C’è, poi, un disagio esistenziale profondo che ci ha colpito. Siamo tutti - sani o malati - invecchiati di colpo. Sui muri di via Balbi - la strada del Polo umanistico di quella che un tempo era l’Università genovese - c’era una volta un deprimente graffito anarchico: “produci, consumi e crepa”. Il lavoro in fabbrica, il consumo a casa o dove vuoi, e poi tiri le cuoia. A parte forse il crepare, oggi il sistema si è perfezionato: ti svegli, lavori, mangi, lavori, mangi di nuovo, guardi la televisione e dormi, sì perché con il glory holes ti è scappata persino la voglia di fare l’amore. E comunque fai tutto da casa. L’unica cosa che non si può fare da casa è proprio morire - a meno che uno non decida di spararsi un colpo in bocca - perché in tempo di Covid il tuo destino è di crepare solo come un cane in un letto di ospedale.
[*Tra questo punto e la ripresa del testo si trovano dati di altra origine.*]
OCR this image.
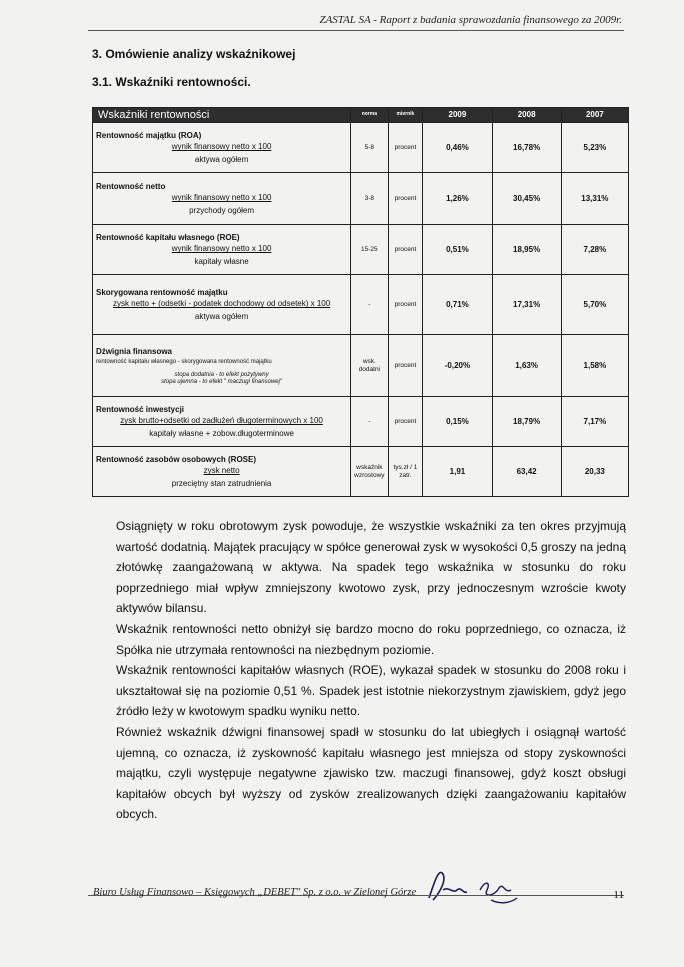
ZASTAL SA - Raport z badania sprawozdania finansowego za 2009r.
3. Omówienie analizy wskaźnikowej
3.1. Wskaźniki rentowności.
Wskaźniki rentowności	norma	miernik	2009	2008	2007

Rentowność majątku (ROA)
wynik finansowy netto x 100
aktywa ogółem	5-8	procent	0,46%	16,78%	5,23%

Rentowność netto
wynik finansowy netto x 100
przychody ogółem	3-8	procent	1,26%	30,45%	13,31%

Rentowność kapitału własnego (ROE)
wynik finansowy netto x 100
kapitały własne	15-25	procent	0,51%	18,95%	7,28%

Skorygowana rentowność majątku
zysk netto + (odsetki - podatek dochodowy od odsetek) x 100
aktywa ogółem	-	procent	0,71%	17,31%	5,70%

Dźwignia finansowa
rentowność kapitału własnego - skorygowana rentowność majątku
stopa dodatnia - to efekt pozytywny
stopa ujemna - to efekt " maczugi finansowej"	wsk. dodatni	procent	-0,20%	1,63%	1,58%

Rentowność inwestycji
zysk brutto+odsetki od zadłużeń długoterminowych x 100
kapitały własne + zobow.długoterminowe	-	procent	0,15%	18,79%	7,17%

Rentowność zasobów osobowych (ROSE)
zysk netto
przeciętny stan zatrudnienia	wskaźnik wzrostowy	tys.zł / 1 zatr.	1,91	63,42	20,33

Osiągnięty w roku obrotowym zysk powoduje, że wszystkie wskaźniki za ten okres przyjmują wartość dodatnią. Majątek pracujący w spółce generował zysk w wysokości 0,5 groszy na jedną złotówkę zaangażowaną w aktywa. Na spadek tego wskaźnika w stosunku do roku poprzedniego miał wpływ zmniejszony kwotowo zysk, przy jednoczesnym wzroście kwoty aktywów bilansu.

Wskaźnik rentowności netto obniżył się bardzo mocno do roku poprzedniego, co oznacza, iż Spółka nie utrzymała rentowności na niezbędnym poziomie.

Wskaźnik rentowności kapitałów własnych (ROE), wykazał spadek w stosunku do 2008 roku i ukształtował się na poziomie 0,51 %. Spadek jest istotnie niekorzystnym zjawiskiem, gdyż jego źródło leży w kwotowym spadku wyniku netto.

Również wskaźnik dźwigni finansowej spadł w stosunku do lat ubiegłych i osiągnął wartość ujemną, co oznacza, iż zyskowność kapitału własnego jest mniejsza od stopy zyskowności majątku, czyli występuje negatywne zjawisko tzw. maczugi finansowej, gdyż koszt obsługi kapitałów obcych był wyższy od zysków zrealizowanych dzięki zaangażowaniu kapitałów obcych.

Biuro Usług Finansowo – Księgowych „DEBET" Sp. z o.o. w Zielonej Górze	11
Chiusi in casa, davanti al computer, senza mai poter stringere una mano, abbracciare un corpo: abbiamo metabolizzato nuovi comportamenti che sono diventati parte di noi stessi. Ci siamo adattati a vivere e a fare le cose in un’altra maniera. Un esempio personale: far lezione di fronte a uno schermo vuoto, parlare per ore senza sapere chi c’è dietro quel vuoto. E se non ci fosse nessuno? La chiamano didattica a distanza,io però non vedo che cosa ci sia di didattico in questa distanza. A volte dico “scusate, qualcuno si faccia almeno vedere sullo schermo”, ma ho quasi timore a dirlo perché a lezione ci sono troppe studentesse e non vorrei essere frainteso. Siamo rassegnati, ma ora è grande l’attesa per il vaccino. Affidiamo tutte le nostre speranze a una vaccinazione di massa che sarà risolutiva. E così, dopo aver passato un anno in un’emergenza permanente, ora essa deve continuare, nell’attesa che il vaccino salvifico faccia il suo effetto.

E la disperazione diventa totale quando ci accorgiamo che la guerra contro il virus si è trasformata in una guerra tra vaccini, che ha portato a sospendere il vaccino inglese che costa pochissimo e favorire quello americano che costa un capitale, occasione tra l’altro propizia per alimentare un po’ il panico. Solo per qualche giorno, per tener viva la tensione. Poi tutto può ritornare come prima. L’ha detto l’Ema. E qui siamo, si direbbe prima facie, decisamente fuori dal Medioevo: allora l’Ema ei vaccini non c’erano e il capitalismo doveva ancora svilupparsi.

Lo sviluppo delle forze produttive di marxiana memoria ci ha fatto produrre vaccini in poco meno di un anno. Potenza della tecnica. “Il vaccino ci dice che il comunismo è una necessità storica”. Al posto di “comunismo” potete scrivere “globalismo” e va bene lo stesso. La fede in Dio può essere sostituita dalla fede nella scienza. Ci siamo venduti l’anima per un vaccino. Sia chiaro, non si confonda questo discorso con un discorso contrario ai vaccini - che anzi mi auguro possano essere benefici.

Ciò che mi interessa è l’aspetto più profondo della vicenda: è la tecnoscienza che in forma biopolitica ha preso il posto della religione, per questo, infondo, consideriamo i vaccini come la nostra unica possibilità di salvezza. Certo salvezza non più delle nostre anime, ma dei nostri corpi. Eppure, a ben riflettere,infondo non c’è contraddizione tra vecchia fede e nuova bio politica. Tecnica e religione, capitalismo e atteggiamento fideistico, scienza e superstizione, non sono tutte facce della stessa medaglia? Il Medioevo non è mai finito. O forse è ritornato in forme nuove.